使用tensorflow实现了简单的rnn网络用来学习加法运算。
tensorflow 版本:1.1
import tensorflow as tf
from tensorflow.contrib import rnn
class RNN():
def __init__(self, input_dim , hidden_dim , step_num , class_num,learning_rate):
# # tf Graph input
self.x = tf.placeholder("float", [None, step_num, input_dim])
self.y = tf.placeholder("float", [None, class_num])
# Define weights
weights = {
'out': tf.Variable(tf.random_normal([hidden_dim, hidden_dim])),
'sigout':tf.Variable(tf.random_normal([hidden_dim , class_num]))
}
biases = {
'out': tf.Variable(tf.random_normal([hidden_dim])),
'sigout':tf.Variable(tf.random_normal([class_num]))
}
# Unstack to get a list of 'step_num' tensors of shape (batch_size, input_dim)
x_unstack = tf.unstack(self.x, step_num, 1)
# Define a lstm cell with tensorflow
lstm_cell = rnn.BasicLSTMCell(hidden_dim, forget_bias=1.0)
# Get lstm cell output
outputs, states = rnn.static_rnn(lstm_cell, x_unstack, dtype=tf.float32)
# Linear activation, using rnn inner loop last output
pred = tf.matmul(outputs[-1], weights['out']) + biases['out']
sigmodout = tf.matmul(tf.nn.sigmoid(pred , 'relu') , weights['sigout']) + biases['sigout']

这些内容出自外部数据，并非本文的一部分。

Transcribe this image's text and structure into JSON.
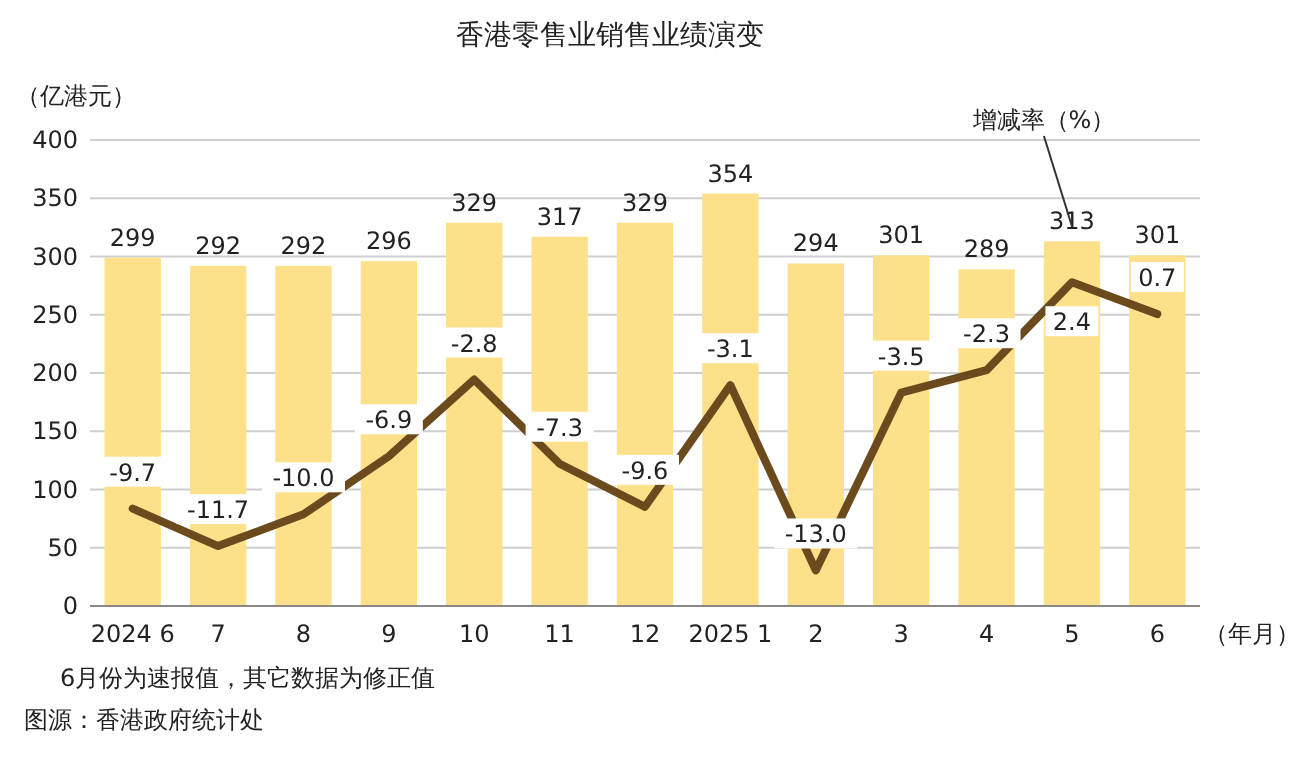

self.predict = tf.round(sigmodout)
correct_pred = tf.equal(self.predict , self.y)
self.accuracy = tf.reduce_mean(tf.cast(correct_pred, tf.float32))

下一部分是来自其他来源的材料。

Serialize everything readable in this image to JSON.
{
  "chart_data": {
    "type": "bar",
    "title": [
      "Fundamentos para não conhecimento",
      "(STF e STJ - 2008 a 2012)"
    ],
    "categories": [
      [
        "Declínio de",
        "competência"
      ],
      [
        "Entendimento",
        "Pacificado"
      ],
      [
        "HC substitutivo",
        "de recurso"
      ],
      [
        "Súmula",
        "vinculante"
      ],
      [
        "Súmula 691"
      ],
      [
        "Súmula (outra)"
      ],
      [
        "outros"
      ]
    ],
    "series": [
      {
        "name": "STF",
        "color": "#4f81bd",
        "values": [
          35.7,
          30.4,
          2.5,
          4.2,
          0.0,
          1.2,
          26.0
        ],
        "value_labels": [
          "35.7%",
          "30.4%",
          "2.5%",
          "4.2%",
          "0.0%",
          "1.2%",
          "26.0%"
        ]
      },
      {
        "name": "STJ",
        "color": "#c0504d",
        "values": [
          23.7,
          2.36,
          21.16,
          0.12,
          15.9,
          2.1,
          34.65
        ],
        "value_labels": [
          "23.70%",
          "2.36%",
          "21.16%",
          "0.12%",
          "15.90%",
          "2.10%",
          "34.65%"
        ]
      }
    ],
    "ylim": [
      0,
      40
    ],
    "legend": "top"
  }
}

cost = tf.reduce_sum(tf.abs(tf.subtract(sigmodout , self.y)))
self.loss = cost
tf.summary.scalar('acc' , self.accuracy)
tf.summary.scalar('cost' , cost)
self.merge_all = tf.summary.merge_all()
import random
import numpy as np
class DataProcess():
def __init__(self):
self.point = 0
self.max_integer = 10000
self.max_len = len(self.filter(bin(self.max_integer))) + 1
def nextBatch(self,batch_size , fake = False ,is_test = False):
x_batch = []
y_batch = []
t_batch = []
for i in range( 0 , batch_size):
a = random.randint(0,self.max_integer)
b = random.randint(0,self.max_integer)
if fake:
a = 1
b = 1
c = a + b
abin = self.process(a)
bbin = self.process(b)
cbin = self.process(c)
xa = np.array(abin)
xb = np.array(bbin)
x_ = np.concatenate((xa , xb),axis= 0)
y_ = np.array(cbin)
x_batch.append(x_.reshape(2,self.max_len))
y_batch.append(cbin)
if is_test:
temp = []
temp.append(a)
temp.append(b)
t_batch.append(temp)
# if not is_test:
return np.array(x_batch) , np.array(y_batch),np.array(t_batch)
# else:
# return np.array(x_batch) , np.array(y_batch)
def process(self , str):
bstr = bin(str)
bstr = self.filter(bstr)
bstr = self.completion(bstr)
return bstr[::-1]
def filter(self , bstr):
return bstr.replace('0b' , '')
def completion(self , bstr):
lst = []
for num in list(bstr):
lst.append(int(num))
length = len(bstr)
for i in range(length , self.max_len):
lst.insert(0,0)
return[ (float)(i) for i in lst]
import tensorflow as tf
import time
import os
from src.bitplus.Process import DataProcess
from src.bitplus.rnn import RNN
dp = DataProcess()
tf.app.flags.DEFINE_float("learning_rate",0.01,'learning rate')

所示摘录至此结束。